Dr Sharon Redrobe OBE, CEO at Twycross Zoo, said:
“We’re delighted to work in partnership with Memphis Zoo to help protect and preserve the Amur leopard species, one of the most endangered big cats in the world. As a conservation charity, we’re incredibly proud to support a number of breeding programmes, both here in the UK and internationally, that are having a significant and tangible effect on species survival. It’s wonderful to see that the conservation work we’re doing here at Twycross, right in the heart of the UK, has a truly global impact.”
Dr Luke Evans, MP for Bosworth, said:
“I’d like to congratulate everyone involved in this project for their continued efforts to protect rare and endangered species for future generations. Twycross Zoo is working at the forefront of conservation, and with its future plans for an on-site National Science and Conservation Centre – funded by £19.9 million from the Government as part of their ‘Levelling Up’ plan for the country – the region is set to become a national and international hub for scientific research, development and conservation.”
Mayor Jim Strickland, Mayor of the City of Memphis, said:
“Our community is proud to support the zoo in all their endeavours and this achievement should be celebrated. Culture, conservation, and education are important qualities in the City of Memphis, and we are excited to share this remarkable pairing with the community!”

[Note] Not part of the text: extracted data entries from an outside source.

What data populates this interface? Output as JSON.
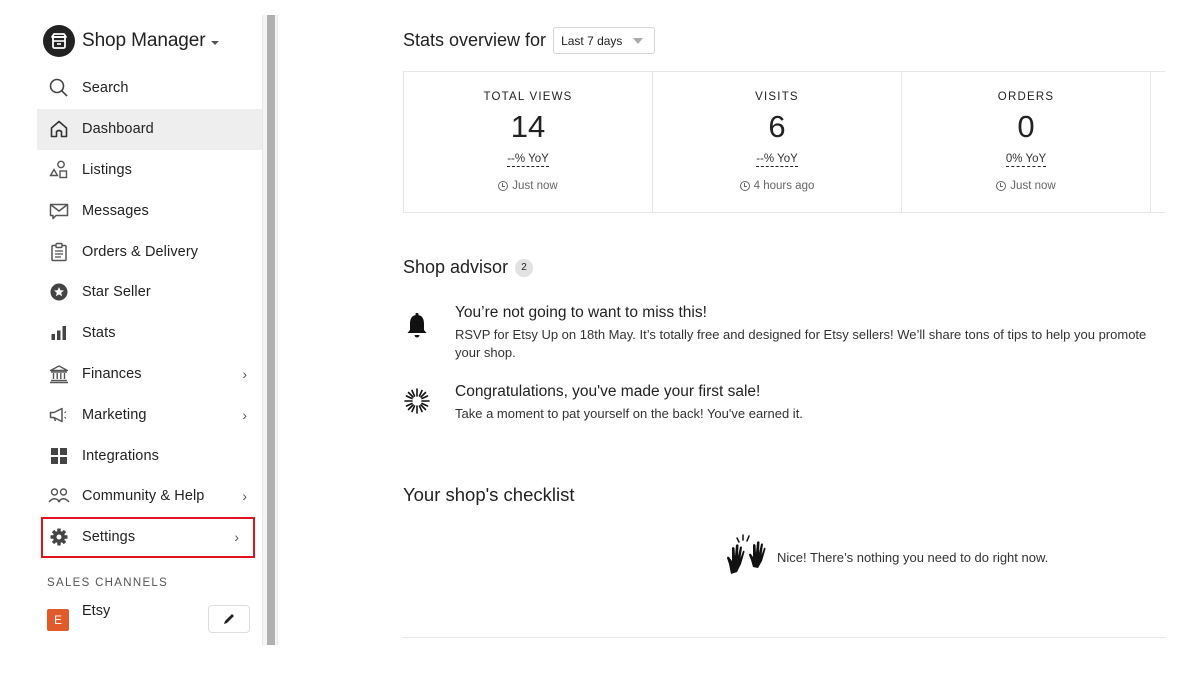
{
  "sidebar": {
    "brand_title": "Shop Manager",
    "items": [
      {
        "label": "Search",
        "icon": "search-icon",
        "has_chevron": false
      },
      {
        "label": "Dashboard",
        "icon": "home-icon",
        "has_chevron": false,
        "active": true
      },
      {
        "label": "Listings",
        "icon": "shapes-icon",
        "has_chevron": false
      },
      {
        "label": "Messages",
        "icon": "message-icon",
        "has_chevron": false
      },
      {
        "label": "Orders & Delivery",
        "icon": "clipboard-icon",
        "has_chevron": false
      },
      {
        "label": "Star Seller",
        "icon": "star-badge-icon",
        "has_chevron": false
      },
      {
        "label": "Stats",
        "icon": "bar-chart-icon",
        "has_chevron": false
      },
      {
        "label": "Finances",
        "icon": "bank-icon",
        "has_chevron": true
      },
      {
        "label": "Marketing",
        "icon": "megaphone-icon",
        "has_chevron": true
      },
      {
        "label": "Integrations",
        "icon": "grid-icon",
        "has_chevron": false
      },
      {
        "label": "Community & Help",
        "icon": "people-icon",
        "has_chevron": true
      },
      {
        "label": "Settings",
        "icon": "gear-icon",
        "has_chevron": true,
        "highlighted": true
      }
    ],
    "chevron": "›",
    "sales_channels_label": "SALES CHANNELS",
    "channel": {
      "badge": "E",
      "name": "Etsy"
    }
  },
  "stats": {
    "title": "Stats overview for",
    "range": "Last 7 days",
    "cards": [
      {
        "label": "TOTAL VIEWS",
        "value": "14",
        "yoy": "--% YoY",
        "time": "Just now"
      },
      {
        "label": "VISITS",
        "value": "6",
        "yoy": "--% YoY",
        "time": "4 hours ago"
      },
      {
        "label": "ORDERS",
        "value": "0",
        "yoy": "0% YoY",
        "time": "Just now"
      }
    ]
  },
  "advisor": {
    "title": "Shop advisor",
    "count": "2",
    "items": [
      {
        "title": "You’re not going to want to miss this!",
        "body": "RSVP for Etsy Up on 18th May. It’s totally free and designed for Etsy sellers! We’ll share tons of tips to help you promote your shop.",
        "icon": "bell-icon"
      },
      {
        "title": "Congratulations, you've made your first sale!",
        "body": "Take a moment to pat yourself on the back! You've earned it.",
        "icon": "sparkle-icon"
      }
    ]
  },
  "checklist": {
    "title": "Your shop's checklist",
    "empty_message": "Nice! There’s nothing you need to do right now."
  },
  "colors": {
    "highlight": "#e0141e",
    "channel_badge": "#e05a2b",
    "active_bg": "#eeeeee"
  }
}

Michael Frushour, Amur Leopard Species Survival Plan Program Leader for the Association of Zoos and Aquariums, said:
“This transfer of animals between the United States and the UK reinforces the commitment that both countries have in breeding this critically endangered cat. By working together on a global scale, and sharing each other’s leopard population genetics, the species has a much better chance of survival. Continued and appropriate breeding of this critically endangered species will ultimately contribute to the Global Species Management Program for Amur Leopards developing initiatives to hopefully one day reintroduce this leopard into protected areas in Russia and China.”
Dan Dembiec, Curator at Memphis Zoo, said:
“Kira’s arrival is a double win for the Memphis community. Not only are Amur leopards a gorgeous and dynamic species to see at the zoo, but this is also a real-life conservation story. With this species on the brink of extinction in the wild, zoos across the globe are collaboratively managing a breeding program that will ensure this species endures with the potential to reintroduce back to the wild.”
Ashley Palmier, Director at Ventura Wildlife Services, said:
“It is fantastic to play our part in providing specialist wild animal transport for such an important and iconic endangered species. Together with our partners at PBS we have been able to provide safe passage from start to finish for such an important conservation movement between the UK and the USA. We wish Memphis Zoo every success in the fight to conserve this species”
As a conservation charity, Twycross Zoo’s primary purpose is to preserve and protect the species with whom we share our planet. It is thanks to the ongoing support of the public that the Zoo can continue its vital conservation work.